L’État a aussi mis en place des dispositifs de prévention des risques littoraux, notamment :

  • le plan de prévention des risques naturels (PPRN) : réglemente l’utilisation des sols et les constructions en fonction des risques naturels ;
  • la prévention des inondations : stratégie nationale de gestion des risques d’inondation (SNGRI) ;
  • les systèmes de vigilance et alerte, en liaison avec Météo France et le service hydrographique et océanographique de la marine (SHOM) pour disposer d’une vigilance « vagues-submersion« .

Pour répondre aux nouveaux défis environnementaux, le Conservatoire du littoral s’est doté d’un plan stratégie d’intervention 2015-2050, qui prend en compte les différentes stratégies de l’État et celles des collectivités locales (les SCoT, par exemple). Objectif : protéger 320 000 hectares d’ici à 2050 (le « tiers naturel littoral« ). Au sein de zones d’intervention couvrant les sites à protéger, « des périmètres autorisés » sont désignés pour permettre au Conservatoire d’acquérir des terrains à l’amiable, par droit de préemption urbain ou par expropriation.

L’ensemble forme un « millefeuille » complexe de règles qui portent à la fois sur la protection du littoral consacrée par la loi de 1986, l’adaptation des littoraux au recul du trait de côte, la prévention des risques naturels.

Les collectivités locales littorales savent « l’inéluctabilité du phénomène d’érosion des littoraux et de la nécessité d’un projet global de territoire comme réponse durable« , souligne un rapport parlementaire de 2019. Regrettant l’absence de « dynamique littorale » (qu’il préfère à la notion d' »érosion côtière« ), le rapporteur préconise « des solutions pour la faire sortir d’une marginalité, qui rend, aujourd’hui, précaires, les nombreuses tentatives de résilience et de recomposition spatiale » proposées par les territoires.
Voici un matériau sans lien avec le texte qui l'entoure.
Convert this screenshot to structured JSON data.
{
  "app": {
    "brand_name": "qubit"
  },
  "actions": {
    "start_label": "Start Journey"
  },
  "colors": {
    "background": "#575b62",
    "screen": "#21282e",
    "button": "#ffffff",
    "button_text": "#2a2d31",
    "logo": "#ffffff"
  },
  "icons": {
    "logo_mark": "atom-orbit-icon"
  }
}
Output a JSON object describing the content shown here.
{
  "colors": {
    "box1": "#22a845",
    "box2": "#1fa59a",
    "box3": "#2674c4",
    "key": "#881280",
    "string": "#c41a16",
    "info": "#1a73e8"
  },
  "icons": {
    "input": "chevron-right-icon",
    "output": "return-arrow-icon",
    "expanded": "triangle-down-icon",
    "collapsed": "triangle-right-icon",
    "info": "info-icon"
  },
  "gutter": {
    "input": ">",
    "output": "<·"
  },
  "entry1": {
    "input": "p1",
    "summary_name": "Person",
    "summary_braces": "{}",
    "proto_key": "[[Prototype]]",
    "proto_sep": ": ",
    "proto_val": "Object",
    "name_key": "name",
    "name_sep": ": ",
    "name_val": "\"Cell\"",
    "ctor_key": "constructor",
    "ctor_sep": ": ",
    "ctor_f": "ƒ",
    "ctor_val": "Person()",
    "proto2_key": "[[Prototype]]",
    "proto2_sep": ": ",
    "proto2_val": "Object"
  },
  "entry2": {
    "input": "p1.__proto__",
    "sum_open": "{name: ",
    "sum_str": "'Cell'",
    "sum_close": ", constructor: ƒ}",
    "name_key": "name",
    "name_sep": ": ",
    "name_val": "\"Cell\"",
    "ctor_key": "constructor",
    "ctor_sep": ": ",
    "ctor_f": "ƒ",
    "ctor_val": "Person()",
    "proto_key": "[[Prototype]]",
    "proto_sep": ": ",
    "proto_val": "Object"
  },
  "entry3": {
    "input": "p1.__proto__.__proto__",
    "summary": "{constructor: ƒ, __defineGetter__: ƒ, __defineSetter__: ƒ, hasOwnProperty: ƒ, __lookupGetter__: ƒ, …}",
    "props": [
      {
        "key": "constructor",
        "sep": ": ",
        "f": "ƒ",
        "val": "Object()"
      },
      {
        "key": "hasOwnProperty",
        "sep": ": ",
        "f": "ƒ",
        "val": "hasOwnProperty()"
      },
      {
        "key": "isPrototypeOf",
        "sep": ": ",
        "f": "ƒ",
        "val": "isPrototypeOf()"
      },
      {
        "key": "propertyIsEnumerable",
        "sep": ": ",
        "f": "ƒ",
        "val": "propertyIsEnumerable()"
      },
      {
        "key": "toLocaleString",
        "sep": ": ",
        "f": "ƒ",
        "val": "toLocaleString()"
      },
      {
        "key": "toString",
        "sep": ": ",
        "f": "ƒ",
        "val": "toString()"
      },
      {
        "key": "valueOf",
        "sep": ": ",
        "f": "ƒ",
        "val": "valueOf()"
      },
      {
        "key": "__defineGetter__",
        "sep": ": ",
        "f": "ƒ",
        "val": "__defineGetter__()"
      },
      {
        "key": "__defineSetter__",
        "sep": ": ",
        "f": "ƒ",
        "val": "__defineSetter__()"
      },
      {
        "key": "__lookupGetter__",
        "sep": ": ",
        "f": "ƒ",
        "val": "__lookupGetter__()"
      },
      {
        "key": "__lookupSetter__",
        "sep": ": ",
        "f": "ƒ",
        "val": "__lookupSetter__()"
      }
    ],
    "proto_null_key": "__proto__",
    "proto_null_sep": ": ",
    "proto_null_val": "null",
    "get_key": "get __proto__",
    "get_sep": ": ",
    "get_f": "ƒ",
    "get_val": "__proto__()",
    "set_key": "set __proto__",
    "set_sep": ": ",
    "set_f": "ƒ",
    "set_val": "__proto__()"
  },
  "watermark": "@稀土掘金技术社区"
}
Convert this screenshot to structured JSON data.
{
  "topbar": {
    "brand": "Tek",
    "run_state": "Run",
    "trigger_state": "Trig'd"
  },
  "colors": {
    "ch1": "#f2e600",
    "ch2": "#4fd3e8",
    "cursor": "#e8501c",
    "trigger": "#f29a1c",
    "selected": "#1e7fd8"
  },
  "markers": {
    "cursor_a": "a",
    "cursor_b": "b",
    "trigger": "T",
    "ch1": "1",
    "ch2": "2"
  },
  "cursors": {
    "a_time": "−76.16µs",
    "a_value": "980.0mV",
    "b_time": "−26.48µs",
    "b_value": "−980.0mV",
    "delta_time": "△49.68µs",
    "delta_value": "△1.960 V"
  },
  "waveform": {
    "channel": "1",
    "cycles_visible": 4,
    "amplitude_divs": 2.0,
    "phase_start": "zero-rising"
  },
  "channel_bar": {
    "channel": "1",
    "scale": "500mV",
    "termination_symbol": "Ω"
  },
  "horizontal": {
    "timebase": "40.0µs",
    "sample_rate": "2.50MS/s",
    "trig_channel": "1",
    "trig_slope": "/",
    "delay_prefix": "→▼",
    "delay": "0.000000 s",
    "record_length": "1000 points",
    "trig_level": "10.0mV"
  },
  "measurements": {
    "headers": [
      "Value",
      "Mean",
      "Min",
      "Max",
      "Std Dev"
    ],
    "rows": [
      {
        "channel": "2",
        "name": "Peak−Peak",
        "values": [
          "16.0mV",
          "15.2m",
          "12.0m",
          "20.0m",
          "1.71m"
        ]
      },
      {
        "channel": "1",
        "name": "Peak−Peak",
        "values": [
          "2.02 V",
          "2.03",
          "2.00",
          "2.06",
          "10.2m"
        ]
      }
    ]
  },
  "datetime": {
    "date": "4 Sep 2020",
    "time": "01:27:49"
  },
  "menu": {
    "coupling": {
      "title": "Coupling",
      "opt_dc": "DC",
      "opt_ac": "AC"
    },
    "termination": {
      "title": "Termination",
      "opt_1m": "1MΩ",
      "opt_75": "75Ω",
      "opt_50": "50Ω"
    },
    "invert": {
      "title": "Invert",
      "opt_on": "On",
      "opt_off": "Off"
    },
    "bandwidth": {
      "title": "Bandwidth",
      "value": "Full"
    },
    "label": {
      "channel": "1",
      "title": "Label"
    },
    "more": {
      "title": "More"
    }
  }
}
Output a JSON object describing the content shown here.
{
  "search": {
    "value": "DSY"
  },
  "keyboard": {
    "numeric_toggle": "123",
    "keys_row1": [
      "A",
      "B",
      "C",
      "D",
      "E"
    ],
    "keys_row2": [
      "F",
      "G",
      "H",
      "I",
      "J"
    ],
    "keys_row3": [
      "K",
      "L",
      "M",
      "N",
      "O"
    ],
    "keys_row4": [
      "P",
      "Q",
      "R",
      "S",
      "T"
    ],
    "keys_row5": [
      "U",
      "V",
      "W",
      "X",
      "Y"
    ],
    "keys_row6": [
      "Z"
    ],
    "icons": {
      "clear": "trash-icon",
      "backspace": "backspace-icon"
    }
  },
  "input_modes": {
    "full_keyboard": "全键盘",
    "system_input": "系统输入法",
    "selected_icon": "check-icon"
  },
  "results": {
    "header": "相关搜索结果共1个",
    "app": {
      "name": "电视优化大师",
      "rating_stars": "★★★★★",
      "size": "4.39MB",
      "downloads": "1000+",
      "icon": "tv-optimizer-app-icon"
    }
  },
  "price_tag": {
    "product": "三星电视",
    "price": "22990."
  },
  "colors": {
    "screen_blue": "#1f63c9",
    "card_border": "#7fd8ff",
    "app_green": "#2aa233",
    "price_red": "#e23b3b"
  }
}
Le rapport recommande par exemple :

  • d’élaborer et donner un fondement juridique à des projets « Litto 21 » adaptés aux spécificités locales pour planifier une « recomposition spatiale » (en concertation entre les intercommunalités, les acteurs sociaux, économiques et associatifs locaux) et relocaliser une école sur les hauteurs, supprimer des enrochements, réimplanter des campings… ;
  • de créer un fonds dédié à l’aménagement du littoral, basé sur une taxe additionnelle aux droits de mutation immobilière prélevés par les collectivités côtières.

La protection du littoral vue d’Europe

L’Union européenne (UE) a mis en place un cadre règlementaire afin de protéger le littoral. La politique maritime intégrée vise à coordonner les activités interconnectées relatives aux océans, aux mers et aux côtes de l’UE. Des fonds, comme le fonds européen les affaires maritimes interviennent en soutien de projets dans le cadre de cette politique.

Il existe aussi des programmes de coopération territoriale européenne (Interreg) pour l’espace maritime : programmes « Méditerranée« , « Espace Atlantique« , par exemple.

Suite à un atelier international sur l’adaptation du littoral au changement climatique, en 2022, un « Policy Paper » pour l’adaptation des côtes au changement climatique a été élaboré. Outil d’accompagnement pour les États membres, il comprend deux axes : les zones naturelles et non-bâties (aires protégées, terres agricoles, espaces forestiers, patrimoine naturel) et l’interaction entre les espaces naturels et urbanisés (villes, routes, ports, aéroports, notamment).